Here at Raising Sparks we like to help out our insect friends and in return we have lots of interesting wildlife to study and a healthy, thriving organic garden!
You needn’t restrict yourself to gardens of course, this activity can be adapted for your playground or campsite and a good long walk to collect materials is definitely a good idea. Little Sparks will not only get plenty of outdoor exercise running back and forth with their finds, but will also be able to put their construction and problem solving skills to the test.
How to make your insect hotel:
Firstly you need to collect together your materials. These will vary slightly depending on what your local environment has to offer but all of the following are good: sticks of all different lengths, all sorts of stones, cones, reeds, straw, hay, grass clippings, moss and even rubble such as broken bricks and crocks all have a role to play.

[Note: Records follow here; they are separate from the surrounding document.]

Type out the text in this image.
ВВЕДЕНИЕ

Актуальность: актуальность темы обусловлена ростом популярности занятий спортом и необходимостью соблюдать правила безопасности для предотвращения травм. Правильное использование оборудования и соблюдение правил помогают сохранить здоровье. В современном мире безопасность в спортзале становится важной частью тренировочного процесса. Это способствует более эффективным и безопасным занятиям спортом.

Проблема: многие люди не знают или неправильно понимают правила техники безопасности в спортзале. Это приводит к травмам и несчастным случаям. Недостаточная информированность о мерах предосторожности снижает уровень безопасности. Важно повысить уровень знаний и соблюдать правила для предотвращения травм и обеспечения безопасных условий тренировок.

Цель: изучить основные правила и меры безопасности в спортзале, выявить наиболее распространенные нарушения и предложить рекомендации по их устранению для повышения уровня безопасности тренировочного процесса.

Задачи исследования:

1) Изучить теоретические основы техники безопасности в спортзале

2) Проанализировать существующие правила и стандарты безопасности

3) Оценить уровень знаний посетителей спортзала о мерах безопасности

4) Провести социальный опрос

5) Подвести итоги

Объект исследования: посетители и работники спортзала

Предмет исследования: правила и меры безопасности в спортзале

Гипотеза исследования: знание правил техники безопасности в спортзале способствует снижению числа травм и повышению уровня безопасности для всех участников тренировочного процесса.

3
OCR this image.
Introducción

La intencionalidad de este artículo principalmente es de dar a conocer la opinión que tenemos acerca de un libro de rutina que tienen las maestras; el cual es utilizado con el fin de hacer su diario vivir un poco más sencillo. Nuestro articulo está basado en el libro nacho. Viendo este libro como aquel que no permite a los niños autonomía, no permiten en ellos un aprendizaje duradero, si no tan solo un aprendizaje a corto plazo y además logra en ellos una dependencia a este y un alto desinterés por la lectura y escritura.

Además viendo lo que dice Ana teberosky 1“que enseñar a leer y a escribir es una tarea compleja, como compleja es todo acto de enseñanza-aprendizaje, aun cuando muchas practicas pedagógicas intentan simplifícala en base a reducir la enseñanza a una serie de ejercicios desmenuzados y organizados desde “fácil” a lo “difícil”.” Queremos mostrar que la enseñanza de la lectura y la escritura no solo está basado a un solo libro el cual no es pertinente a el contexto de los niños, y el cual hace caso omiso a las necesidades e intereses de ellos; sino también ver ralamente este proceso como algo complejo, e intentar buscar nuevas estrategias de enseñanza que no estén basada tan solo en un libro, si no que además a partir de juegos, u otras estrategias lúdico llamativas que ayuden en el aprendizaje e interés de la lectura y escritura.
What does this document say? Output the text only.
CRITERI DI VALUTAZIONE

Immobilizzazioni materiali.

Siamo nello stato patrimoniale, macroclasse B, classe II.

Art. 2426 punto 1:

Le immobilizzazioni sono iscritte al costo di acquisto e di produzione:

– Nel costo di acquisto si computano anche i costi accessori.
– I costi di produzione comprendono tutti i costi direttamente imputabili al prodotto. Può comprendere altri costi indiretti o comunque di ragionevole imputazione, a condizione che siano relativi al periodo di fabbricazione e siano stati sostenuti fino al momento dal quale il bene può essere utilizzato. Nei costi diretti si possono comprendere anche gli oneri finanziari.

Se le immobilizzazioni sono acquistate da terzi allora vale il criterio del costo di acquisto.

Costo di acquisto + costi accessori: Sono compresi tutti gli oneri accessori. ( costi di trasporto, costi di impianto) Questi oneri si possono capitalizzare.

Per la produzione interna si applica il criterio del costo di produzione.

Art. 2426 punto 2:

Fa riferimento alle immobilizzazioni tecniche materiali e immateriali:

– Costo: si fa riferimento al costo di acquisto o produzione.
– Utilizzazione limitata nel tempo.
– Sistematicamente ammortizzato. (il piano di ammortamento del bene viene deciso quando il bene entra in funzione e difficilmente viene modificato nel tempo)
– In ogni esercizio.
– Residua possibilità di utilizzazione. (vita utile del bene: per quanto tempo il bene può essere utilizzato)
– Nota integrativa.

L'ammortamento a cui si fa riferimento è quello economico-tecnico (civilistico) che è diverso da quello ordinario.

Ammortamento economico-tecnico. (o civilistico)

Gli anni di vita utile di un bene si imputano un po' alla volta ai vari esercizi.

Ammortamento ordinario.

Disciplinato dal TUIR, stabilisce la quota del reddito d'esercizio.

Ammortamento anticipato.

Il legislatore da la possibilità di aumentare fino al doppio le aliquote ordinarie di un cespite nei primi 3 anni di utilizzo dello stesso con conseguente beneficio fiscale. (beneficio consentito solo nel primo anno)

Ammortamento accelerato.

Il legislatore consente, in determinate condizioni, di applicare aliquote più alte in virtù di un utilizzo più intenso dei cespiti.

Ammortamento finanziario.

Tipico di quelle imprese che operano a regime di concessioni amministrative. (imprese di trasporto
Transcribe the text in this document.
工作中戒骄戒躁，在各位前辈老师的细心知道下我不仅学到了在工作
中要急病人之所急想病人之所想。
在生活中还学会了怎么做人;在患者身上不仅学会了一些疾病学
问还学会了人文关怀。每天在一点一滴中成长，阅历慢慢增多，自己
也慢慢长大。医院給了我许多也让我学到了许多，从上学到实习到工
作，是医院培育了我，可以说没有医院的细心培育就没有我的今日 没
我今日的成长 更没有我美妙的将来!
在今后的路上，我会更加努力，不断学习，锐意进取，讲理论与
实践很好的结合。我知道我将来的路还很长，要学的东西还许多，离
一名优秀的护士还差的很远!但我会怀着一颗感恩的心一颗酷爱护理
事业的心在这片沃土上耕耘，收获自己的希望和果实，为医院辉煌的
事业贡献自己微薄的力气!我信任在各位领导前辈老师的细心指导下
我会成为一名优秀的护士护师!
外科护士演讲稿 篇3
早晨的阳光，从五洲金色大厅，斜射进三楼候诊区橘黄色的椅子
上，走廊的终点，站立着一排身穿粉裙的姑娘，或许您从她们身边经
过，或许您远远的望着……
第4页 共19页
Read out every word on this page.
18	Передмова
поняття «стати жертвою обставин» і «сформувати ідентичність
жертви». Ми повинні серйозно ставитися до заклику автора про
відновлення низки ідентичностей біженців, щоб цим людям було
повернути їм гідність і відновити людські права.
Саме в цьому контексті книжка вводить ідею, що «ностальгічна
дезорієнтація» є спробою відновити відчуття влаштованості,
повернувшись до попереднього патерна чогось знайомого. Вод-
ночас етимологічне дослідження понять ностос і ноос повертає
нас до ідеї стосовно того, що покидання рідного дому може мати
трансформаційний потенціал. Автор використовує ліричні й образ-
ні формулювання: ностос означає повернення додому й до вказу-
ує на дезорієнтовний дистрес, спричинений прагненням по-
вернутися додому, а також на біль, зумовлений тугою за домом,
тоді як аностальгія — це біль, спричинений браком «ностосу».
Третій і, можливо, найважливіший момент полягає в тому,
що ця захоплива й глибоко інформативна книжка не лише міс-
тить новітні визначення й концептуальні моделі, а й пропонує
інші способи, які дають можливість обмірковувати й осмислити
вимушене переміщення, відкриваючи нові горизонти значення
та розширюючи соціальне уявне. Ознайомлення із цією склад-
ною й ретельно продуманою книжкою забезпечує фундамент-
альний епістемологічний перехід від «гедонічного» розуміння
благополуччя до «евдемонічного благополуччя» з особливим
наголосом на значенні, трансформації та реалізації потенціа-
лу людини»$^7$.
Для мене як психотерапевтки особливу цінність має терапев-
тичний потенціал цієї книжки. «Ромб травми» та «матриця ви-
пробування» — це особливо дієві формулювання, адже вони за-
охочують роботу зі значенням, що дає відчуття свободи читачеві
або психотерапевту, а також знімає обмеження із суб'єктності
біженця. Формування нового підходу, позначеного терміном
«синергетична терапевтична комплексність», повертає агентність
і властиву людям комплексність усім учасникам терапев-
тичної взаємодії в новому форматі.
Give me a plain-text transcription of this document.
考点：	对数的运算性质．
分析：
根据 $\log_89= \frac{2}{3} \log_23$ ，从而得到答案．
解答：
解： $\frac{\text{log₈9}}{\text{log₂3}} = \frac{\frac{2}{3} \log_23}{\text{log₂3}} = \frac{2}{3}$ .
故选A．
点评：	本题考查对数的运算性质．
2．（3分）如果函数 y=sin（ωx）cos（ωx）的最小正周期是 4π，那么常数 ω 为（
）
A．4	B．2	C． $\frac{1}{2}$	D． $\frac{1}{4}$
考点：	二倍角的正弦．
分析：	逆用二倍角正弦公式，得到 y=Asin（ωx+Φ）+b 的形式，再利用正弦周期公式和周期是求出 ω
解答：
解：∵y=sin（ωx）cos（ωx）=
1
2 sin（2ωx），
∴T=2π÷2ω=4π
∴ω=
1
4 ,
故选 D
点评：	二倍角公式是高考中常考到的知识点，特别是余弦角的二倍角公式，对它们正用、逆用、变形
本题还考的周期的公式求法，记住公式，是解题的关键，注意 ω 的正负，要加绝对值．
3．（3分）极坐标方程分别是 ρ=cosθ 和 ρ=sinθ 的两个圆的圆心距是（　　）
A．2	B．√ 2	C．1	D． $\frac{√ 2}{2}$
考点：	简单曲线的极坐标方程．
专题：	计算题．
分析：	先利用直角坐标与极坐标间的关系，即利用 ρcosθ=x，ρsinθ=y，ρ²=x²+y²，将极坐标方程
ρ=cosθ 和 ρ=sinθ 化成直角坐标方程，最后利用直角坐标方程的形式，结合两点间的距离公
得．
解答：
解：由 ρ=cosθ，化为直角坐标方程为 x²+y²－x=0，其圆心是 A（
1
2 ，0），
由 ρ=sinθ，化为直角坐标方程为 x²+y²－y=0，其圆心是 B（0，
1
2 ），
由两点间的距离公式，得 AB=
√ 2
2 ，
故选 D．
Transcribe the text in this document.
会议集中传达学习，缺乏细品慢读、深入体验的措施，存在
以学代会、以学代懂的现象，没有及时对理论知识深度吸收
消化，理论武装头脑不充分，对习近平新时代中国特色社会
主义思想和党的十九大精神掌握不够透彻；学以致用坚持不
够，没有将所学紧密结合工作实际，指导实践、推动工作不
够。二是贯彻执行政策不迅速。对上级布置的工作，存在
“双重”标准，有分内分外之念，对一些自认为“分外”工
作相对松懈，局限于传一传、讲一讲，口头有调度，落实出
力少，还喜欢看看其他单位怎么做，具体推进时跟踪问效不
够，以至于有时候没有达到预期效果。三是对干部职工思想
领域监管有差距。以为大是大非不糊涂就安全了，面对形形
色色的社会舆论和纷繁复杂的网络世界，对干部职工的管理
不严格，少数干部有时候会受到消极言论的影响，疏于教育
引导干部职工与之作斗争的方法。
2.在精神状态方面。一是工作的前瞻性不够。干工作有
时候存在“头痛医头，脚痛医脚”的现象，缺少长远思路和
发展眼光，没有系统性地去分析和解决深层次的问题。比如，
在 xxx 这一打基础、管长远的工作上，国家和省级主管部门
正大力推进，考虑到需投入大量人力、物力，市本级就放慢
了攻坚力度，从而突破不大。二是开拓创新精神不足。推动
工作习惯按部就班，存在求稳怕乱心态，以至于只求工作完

Find a suitable site for your insect hotel, somewhere out of the way is best and if it is surrounded by long grass and wild flowers all the better! If you have a packet of wild flower seeds why not sow them around your insect hotel to advertise vacancies to passing insects? Use the tallest sticks to make a teepee, you need at least three but more are fine! Tie them at the top using either natural string, wild clematis or honeysuckle or thin willow whips. Start by building in the middle with sticks and stones, cones provide excellent hiding spaces, and then start padding your insect hotel out with moss and straw. We use reeds because we live near a canal that’s full of them! Place sticks horizontally to your uprights to hold things in place.
Our insect hotels tend to last about two seasons before they collapse and ultimately find their way to the compost heap. We don’t move them until spring so as not to disturb any overwintering residents!
If your Little Sparks have any questions about butterflies we found Kids Butterflies to be a useful child friendly resource.